Bleibt offen. Freut euch auf dieses einmalige Erlebnis. Unterstützt kleine Reiseveranstalter, bei denen ihr nicht nur eine Nummer im System seid, sondern denen es wichtig ist, eine persönliche Beziehung zu euch aufzubauen und die euch auch während eurer Reise begleiten. Bucht keine Billig-Reisen beim Discounter! Es leidet bei solchen Reisen nicht nur das Reise-Erlebnis. Es sollte sich auch jeder einmal fragen, wer denn an dieser Reise noch etwas verdient? Denn den meisten Verlust haben die Menschen vor Ort, bei denen wird der Preis bis aufs Minimum gedrückt. Ich bin auch dafür Preise zu vergleichen. Ich möchte auch nicht über den Tisch gezogen werden.
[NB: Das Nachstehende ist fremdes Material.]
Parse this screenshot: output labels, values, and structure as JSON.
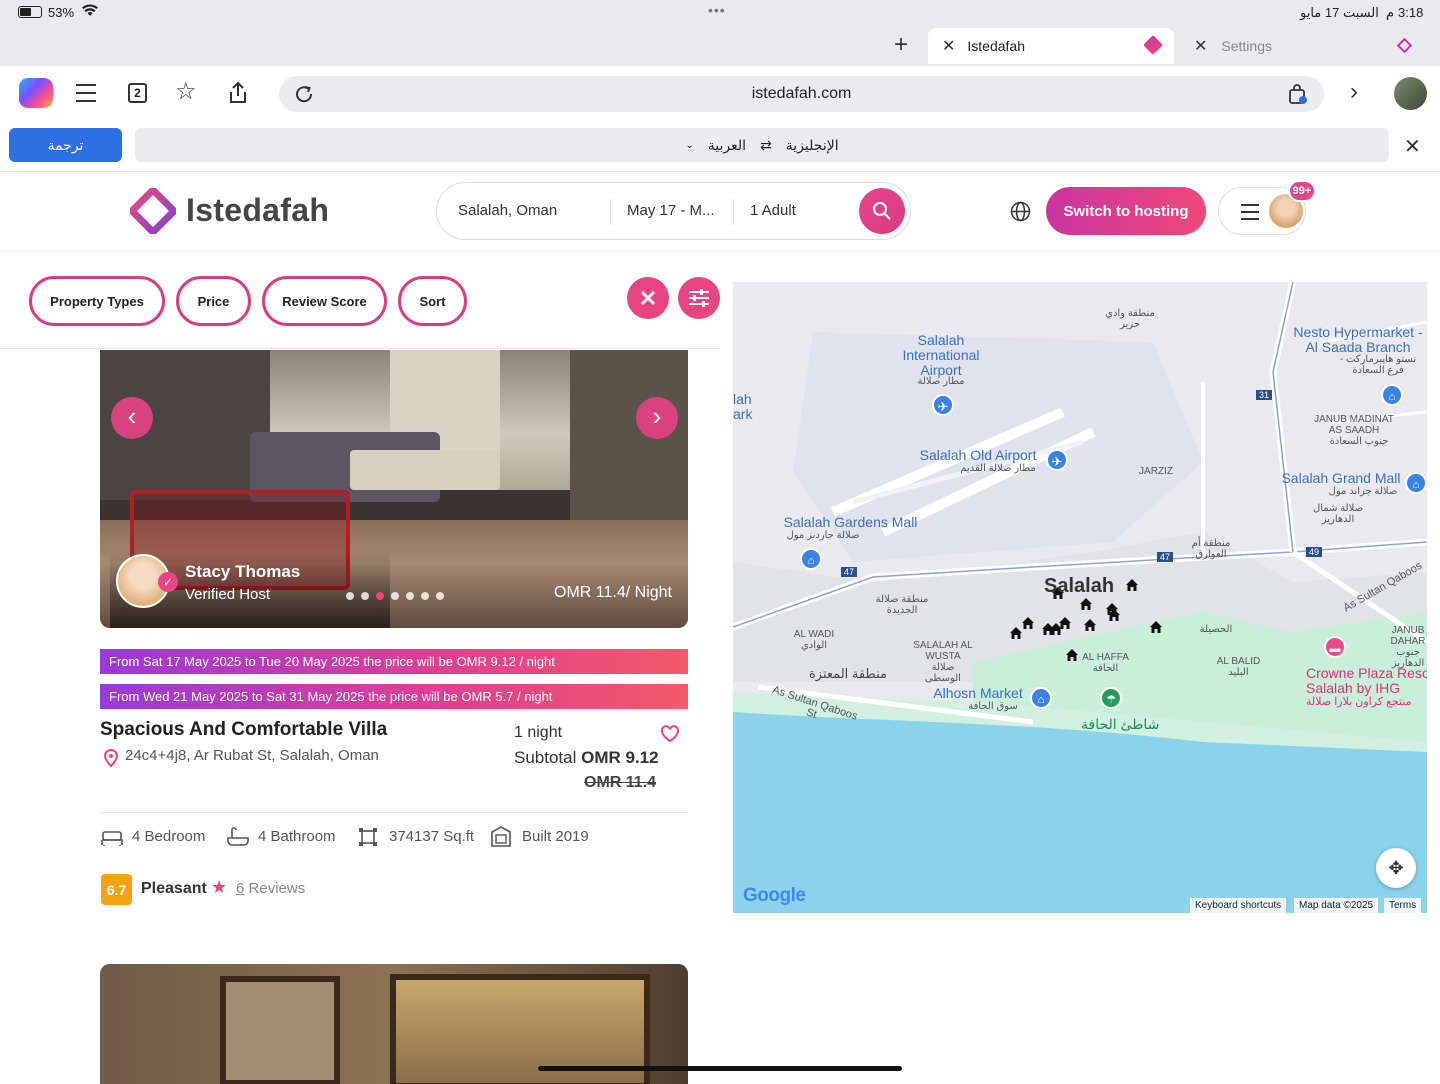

Aber damit zu prahlen, wer die günstigste Reise nach Afrika gebucht hat, ist aus meiner Sicht einfach unmoralisch, denn im Prinzip leiden die Kleinsten in der Kette. Last but not least, gebt Afrika eine Zukunftsperspektive und fangt bereits jetzt an eure Reisen nach Afrika für Frühjahr und Sommer 2021 oder später zu planen. Ich habe mit vielen meiner Partnern vor Ort neue Anzahlungs- bzw. Umbuchungsbedingungen verhandelt, um den Gästen somit eine gewisse Sicherheit zu bieten. Afrika ist bereit und wir freuen uns auf euch!

Liebe Alexandra,

Vielen Dank für die Zeit, die du dir genommen hast, um meine Fragen zu beantworten. Ich wünsche dir vom Herzen, dass du diese Zeit als Reiseveranstalter gut meistern wirst, um auch in Zukunft vielen deiner Kunden den Traum einer unvergesslichen Afrika-Reise erfüllen zu können! Wir jedenfalls freuen uns extrem darauf, nächstes Jahr mit dir als Reiseveranstalter Namibia erkunden zu dürfen! Von unserer tollen, von dir organisierten Reise durch Südafrika zehren wir noch heute.

Dir auch ganz lieben Dank für das Interview Michael und die Möglichkeit, meine Gedanken mit deinen Lesern auszutauschen. Danke auch an dich und deine Familie, dass ihr durch eure Umbuchung die Reisebranche tatkräftig unterstützt. Bleibt gesund und munter!